Den Jungen sei geraten worden, Zeit mit ihren Freunden und ihrer Familie zu verbringen und Journalisten möglichst keine Interviews zu geben. Interviews könnten Symptome von posttraumatischen Belastungsstörungen auslösen, warnte der Minister.

Das Höhlendrama in Bildern:
Fussballmanschaft in Höhle eingesperrt

Im Spital haben sich die Buben jedoch erstmals vor einer Kamera geäussert. «Ich möchte mich für die Hilfe und Unterstützung bedanken», sagt Nick (15). Und auch Mick bedankt sich: «Danke, dass ihr euch um uns Sorgen gemacht habt.» Zudem versichern die Buben, dass es ihnen gut gehe.
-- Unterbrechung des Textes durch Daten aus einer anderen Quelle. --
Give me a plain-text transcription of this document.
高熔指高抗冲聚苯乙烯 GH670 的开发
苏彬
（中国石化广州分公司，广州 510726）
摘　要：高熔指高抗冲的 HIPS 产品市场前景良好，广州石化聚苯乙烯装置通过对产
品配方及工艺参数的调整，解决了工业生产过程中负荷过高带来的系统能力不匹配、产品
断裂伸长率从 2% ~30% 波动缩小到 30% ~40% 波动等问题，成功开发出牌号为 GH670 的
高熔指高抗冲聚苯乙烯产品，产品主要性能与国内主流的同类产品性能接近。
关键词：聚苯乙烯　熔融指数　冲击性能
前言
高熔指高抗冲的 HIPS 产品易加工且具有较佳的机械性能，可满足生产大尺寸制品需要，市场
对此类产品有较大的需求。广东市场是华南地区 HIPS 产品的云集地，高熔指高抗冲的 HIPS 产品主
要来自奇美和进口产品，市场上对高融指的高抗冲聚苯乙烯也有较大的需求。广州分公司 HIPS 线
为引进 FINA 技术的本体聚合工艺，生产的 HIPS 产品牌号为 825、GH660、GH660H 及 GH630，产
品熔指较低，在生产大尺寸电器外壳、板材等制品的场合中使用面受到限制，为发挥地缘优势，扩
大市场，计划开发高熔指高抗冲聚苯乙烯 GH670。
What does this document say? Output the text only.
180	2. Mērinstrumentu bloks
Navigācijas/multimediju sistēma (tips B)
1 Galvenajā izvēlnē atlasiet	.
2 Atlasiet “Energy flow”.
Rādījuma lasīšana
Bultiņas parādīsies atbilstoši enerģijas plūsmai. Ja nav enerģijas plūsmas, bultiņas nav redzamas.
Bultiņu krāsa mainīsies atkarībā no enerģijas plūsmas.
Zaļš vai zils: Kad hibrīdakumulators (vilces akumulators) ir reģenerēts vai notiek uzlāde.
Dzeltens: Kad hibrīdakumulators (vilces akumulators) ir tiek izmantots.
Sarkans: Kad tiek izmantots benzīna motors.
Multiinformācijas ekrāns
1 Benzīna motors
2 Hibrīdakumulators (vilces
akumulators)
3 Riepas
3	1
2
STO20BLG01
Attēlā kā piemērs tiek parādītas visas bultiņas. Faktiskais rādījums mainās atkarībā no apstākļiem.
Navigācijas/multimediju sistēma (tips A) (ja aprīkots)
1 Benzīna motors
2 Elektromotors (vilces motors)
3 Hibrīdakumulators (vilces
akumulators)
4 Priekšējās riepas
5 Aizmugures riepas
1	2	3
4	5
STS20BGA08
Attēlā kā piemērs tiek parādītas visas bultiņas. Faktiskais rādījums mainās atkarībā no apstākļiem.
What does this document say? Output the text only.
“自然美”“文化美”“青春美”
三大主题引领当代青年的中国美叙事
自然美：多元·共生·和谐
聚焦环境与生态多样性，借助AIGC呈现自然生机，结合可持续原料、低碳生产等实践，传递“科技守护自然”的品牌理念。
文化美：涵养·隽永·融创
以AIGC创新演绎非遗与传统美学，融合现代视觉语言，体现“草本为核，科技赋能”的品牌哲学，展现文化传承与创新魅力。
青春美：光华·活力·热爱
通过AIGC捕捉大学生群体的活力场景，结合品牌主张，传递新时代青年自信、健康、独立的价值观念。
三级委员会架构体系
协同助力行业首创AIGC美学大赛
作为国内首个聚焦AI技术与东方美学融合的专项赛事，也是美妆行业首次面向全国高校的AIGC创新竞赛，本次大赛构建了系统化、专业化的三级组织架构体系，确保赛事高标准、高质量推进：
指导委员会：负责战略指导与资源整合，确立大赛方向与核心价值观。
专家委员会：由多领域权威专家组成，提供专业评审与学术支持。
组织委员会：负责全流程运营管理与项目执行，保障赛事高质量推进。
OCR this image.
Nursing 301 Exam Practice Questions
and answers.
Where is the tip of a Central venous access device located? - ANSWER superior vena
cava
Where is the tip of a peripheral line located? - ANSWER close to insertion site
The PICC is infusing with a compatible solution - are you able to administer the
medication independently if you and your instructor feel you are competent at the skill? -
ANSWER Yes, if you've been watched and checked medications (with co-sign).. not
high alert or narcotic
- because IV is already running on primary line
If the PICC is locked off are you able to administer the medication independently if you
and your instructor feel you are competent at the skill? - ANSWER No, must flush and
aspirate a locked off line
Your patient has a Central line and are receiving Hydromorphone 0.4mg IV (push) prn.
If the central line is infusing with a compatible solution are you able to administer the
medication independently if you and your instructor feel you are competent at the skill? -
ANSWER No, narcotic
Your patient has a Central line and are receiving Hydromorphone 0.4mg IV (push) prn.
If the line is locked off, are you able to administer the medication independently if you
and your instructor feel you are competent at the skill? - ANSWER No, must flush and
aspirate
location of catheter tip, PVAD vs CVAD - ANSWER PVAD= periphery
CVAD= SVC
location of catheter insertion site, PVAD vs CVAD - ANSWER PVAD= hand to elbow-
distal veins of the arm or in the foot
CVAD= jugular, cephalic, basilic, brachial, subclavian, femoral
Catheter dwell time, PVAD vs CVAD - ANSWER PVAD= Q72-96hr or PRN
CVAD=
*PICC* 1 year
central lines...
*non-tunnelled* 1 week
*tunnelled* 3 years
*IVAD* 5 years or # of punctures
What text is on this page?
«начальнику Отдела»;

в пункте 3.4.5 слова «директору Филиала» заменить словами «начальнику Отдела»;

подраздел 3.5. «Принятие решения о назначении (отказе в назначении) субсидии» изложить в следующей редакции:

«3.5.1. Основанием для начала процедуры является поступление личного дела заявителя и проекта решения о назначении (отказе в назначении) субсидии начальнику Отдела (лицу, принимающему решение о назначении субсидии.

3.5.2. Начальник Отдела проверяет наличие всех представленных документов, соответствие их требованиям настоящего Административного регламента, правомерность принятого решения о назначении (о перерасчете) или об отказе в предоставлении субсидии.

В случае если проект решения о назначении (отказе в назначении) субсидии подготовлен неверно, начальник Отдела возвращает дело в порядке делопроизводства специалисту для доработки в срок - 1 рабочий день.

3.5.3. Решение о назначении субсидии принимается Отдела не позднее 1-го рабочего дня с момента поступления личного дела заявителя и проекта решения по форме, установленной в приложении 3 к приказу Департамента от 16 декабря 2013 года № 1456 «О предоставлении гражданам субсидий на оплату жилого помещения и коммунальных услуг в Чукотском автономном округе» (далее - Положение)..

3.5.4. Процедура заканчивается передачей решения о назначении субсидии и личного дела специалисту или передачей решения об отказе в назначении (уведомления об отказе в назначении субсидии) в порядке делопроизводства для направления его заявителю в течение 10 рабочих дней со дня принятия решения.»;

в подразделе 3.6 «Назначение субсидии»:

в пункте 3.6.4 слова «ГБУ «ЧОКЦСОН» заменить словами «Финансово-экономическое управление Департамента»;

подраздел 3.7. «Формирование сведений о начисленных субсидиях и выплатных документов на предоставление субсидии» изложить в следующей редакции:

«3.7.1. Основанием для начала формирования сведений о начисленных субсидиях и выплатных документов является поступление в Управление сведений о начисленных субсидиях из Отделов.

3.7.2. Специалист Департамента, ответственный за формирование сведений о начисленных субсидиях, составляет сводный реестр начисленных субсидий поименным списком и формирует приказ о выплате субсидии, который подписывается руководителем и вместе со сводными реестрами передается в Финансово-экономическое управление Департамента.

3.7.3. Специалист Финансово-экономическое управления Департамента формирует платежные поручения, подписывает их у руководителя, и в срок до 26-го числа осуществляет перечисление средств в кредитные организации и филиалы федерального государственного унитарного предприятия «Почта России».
Die zwölf Fussballer im Alter zwischen elf und 16 Jahren und ihr 25-jähriger Trainer waren am 23. Juni in der Tham-Luang-Höhle von rasch steigenden Wassermassen überrascht worden. Neun Tage später wurden sie gefunden, mit Lebensmitteln versorgt, medizinisch betreut und schliesslich nach gut zwei Wochen in der Höhle ins Freie gebracht. Die Rettungsaktion endete am vergangenen Dienstag und sorgte weltweit für Aufsehen.